Like most players and coaches who are unfamiliar with Australian football, the stereotypes of the game down under can be the only point of reference for new arrivals. But with time Amor noticed that the A-League had more to it than the usual cliché.
“Before coming here, people told me that soccer in Australia was very physical. Now, I realised that it is also very competitive and technical. There are top quality players, especially here at Adelaide United,” Amor said.
Amor was Director of Youth football at Barcelona at the same time that the Reds attacker Sergio Cirio was playing for the Catalan youth teams.
“Guillermo Amor has a really big influence on all of us because he played with Barcelona during one of the best moments of the club,” said Cirio last season.
“He won everything that one player can win, he played for the (Spanish) national team in many games, so when he speaks we listen. We give him a lot of attention because we know that he has a big experience as a player and his advice is very important to us.”
Players that came through the youth systems during Amor’s reign included: Thiago Motta, Gerard Pique, Sergio Busquets, Lionel Messi, Giovani dos Santos and more recently Adama Traore, and wunderkind Munir El Haddadi.
“My responsibility as the Director of the Youth Academy of Barcelona was to watch over the kids’ integral training,” Amor said.

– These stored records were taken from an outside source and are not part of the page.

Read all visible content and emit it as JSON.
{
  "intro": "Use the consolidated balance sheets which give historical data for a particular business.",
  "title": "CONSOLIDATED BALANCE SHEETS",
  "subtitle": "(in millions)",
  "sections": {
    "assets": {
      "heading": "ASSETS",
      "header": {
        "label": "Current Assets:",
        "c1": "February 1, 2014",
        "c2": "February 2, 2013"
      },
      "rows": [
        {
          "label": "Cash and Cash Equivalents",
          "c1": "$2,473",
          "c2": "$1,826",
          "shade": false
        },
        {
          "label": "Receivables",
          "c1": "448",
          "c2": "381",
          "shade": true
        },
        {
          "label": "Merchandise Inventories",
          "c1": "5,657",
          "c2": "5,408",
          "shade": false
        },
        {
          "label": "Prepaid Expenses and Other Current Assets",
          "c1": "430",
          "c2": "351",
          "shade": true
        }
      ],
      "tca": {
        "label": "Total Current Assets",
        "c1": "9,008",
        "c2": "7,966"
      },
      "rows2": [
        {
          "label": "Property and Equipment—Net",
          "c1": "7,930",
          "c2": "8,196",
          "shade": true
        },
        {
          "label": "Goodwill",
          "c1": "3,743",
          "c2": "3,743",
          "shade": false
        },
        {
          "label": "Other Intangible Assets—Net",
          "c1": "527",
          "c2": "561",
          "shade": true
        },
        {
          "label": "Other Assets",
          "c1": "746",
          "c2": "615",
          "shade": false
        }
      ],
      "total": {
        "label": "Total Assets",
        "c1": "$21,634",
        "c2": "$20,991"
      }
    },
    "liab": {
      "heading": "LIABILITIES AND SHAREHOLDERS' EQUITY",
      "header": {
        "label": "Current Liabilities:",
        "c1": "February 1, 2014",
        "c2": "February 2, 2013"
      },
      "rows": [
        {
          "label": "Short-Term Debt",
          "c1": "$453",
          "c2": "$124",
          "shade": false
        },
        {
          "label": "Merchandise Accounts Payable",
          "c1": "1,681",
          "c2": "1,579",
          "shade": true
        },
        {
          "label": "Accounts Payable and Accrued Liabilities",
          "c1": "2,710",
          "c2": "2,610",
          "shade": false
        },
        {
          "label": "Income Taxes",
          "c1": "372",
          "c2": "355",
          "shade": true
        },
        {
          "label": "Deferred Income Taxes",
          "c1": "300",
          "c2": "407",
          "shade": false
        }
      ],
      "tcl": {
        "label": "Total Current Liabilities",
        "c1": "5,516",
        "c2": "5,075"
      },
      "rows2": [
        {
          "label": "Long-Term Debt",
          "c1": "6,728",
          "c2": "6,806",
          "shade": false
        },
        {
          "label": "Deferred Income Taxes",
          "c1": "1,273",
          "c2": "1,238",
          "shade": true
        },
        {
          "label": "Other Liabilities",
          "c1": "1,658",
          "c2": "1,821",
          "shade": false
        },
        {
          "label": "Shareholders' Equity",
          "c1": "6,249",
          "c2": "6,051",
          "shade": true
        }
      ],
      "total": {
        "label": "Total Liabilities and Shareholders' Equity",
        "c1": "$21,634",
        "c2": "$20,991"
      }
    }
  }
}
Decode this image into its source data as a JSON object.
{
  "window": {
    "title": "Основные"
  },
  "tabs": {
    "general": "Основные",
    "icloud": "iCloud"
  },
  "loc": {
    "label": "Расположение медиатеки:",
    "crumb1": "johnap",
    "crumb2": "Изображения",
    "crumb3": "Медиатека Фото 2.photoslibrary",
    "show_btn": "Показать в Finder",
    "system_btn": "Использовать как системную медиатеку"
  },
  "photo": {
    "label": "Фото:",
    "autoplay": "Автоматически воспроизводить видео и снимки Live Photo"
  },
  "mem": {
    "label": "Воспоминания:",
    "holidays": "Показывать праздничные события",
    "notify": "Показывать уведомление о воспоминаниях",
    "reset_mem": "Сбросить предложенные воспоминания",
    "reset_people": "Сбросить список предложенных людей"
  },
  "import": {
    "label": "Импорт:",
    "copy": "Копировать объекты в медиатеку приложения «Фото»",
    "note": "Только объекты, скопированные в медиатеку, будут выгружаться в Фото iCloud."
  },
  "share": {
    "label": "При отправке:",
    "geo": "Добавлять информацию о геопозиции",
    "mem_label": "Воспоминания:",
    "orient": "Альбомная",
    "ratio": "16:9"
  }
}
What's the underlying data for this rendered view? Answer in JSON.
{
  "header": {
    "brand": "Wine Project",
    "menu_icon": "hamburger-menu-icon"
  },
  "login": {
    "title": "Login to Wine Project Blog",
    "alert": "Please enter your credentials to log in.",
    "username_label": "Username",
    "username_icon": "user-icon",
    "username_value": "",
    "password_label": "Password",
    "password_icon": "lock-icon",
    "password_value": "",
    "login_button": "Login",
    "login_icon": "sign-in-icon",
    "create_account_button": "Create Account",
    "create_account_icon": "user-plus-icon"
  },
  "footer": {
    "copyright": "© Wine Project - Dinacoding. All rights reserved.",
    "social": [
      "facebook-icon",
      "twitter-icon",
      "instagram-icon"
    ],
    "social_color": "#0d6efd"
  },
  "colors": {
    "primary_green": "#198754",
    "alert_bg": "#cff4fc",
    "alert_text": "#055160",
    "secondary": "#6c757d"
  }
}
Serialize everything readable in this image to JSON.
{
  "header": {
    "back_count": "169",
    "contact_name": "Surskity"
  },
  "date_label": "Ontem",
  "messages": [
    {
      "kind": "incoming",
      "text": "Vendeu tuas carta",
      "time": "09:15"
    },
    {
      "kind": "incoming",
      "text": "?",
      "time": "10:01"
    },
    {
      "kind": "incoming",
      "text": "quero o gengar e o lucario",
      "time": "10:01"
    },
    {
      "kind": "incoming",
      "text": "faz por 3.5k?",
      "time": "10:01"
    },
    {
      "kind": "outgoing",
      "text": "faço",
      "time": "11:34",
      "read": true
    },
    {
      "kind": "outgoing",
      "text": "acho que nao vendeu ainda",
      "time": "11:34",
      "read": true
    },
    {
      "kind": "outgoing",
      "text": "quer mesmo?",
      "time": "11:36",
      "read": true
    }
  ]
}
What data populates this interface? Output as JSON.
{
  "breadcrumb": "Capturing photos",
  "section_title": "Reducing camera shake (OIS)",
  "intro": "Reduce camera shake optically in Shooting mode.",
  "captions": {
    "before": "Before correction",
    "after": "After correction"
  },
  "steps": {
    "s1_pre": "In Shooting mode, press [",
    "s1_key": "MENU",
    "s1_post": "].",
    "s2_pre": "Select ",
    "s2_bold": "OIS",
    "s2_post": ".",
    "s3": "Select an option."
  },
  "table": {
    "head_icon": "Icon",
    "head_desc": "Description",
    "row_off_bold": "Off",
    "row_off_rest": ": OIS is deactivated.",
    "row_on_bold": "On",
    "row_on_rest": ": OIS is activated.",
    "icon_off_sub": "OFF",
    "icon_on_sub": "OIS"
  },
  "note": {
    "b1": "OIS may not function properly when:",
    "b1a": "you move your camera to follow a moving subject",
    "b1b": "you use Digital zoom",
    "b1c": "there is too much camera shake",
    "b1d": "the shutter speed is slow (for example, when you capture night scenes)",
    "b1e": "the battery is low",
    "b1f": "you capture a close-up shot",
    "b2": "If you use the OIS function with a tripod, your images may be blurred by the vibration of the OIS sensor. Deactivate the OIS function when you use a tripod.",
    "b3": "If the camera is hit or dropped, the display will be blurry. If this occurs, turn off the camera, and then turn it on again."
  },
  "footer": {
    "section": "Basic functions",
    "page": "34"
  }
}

“If I had to write everything we did, it would take me a whole day. We must take into account that we are talking about one of the best youth academies in the world, with an excellent structure. The style and the philosophy is a fact, which took a lot of years to improve and we always look for the excellence.”
Amor believes that the secret to being a good footballer is to show endeavour and as a football teacher it’s simply taking delight in the profession.
“The mentality is essential for being a good player,” he said.
“I believe that with hard work and sacrifice, it would help you to be a better player. I’ve seen some players that have reached being in a professional team without being as good as others because they worked hard.
“For being a good coach, it’s very important that you enjoy your job, to be responsible and respectful. You also need to be clear the way you want to play and that the players understand and believe in what you say.”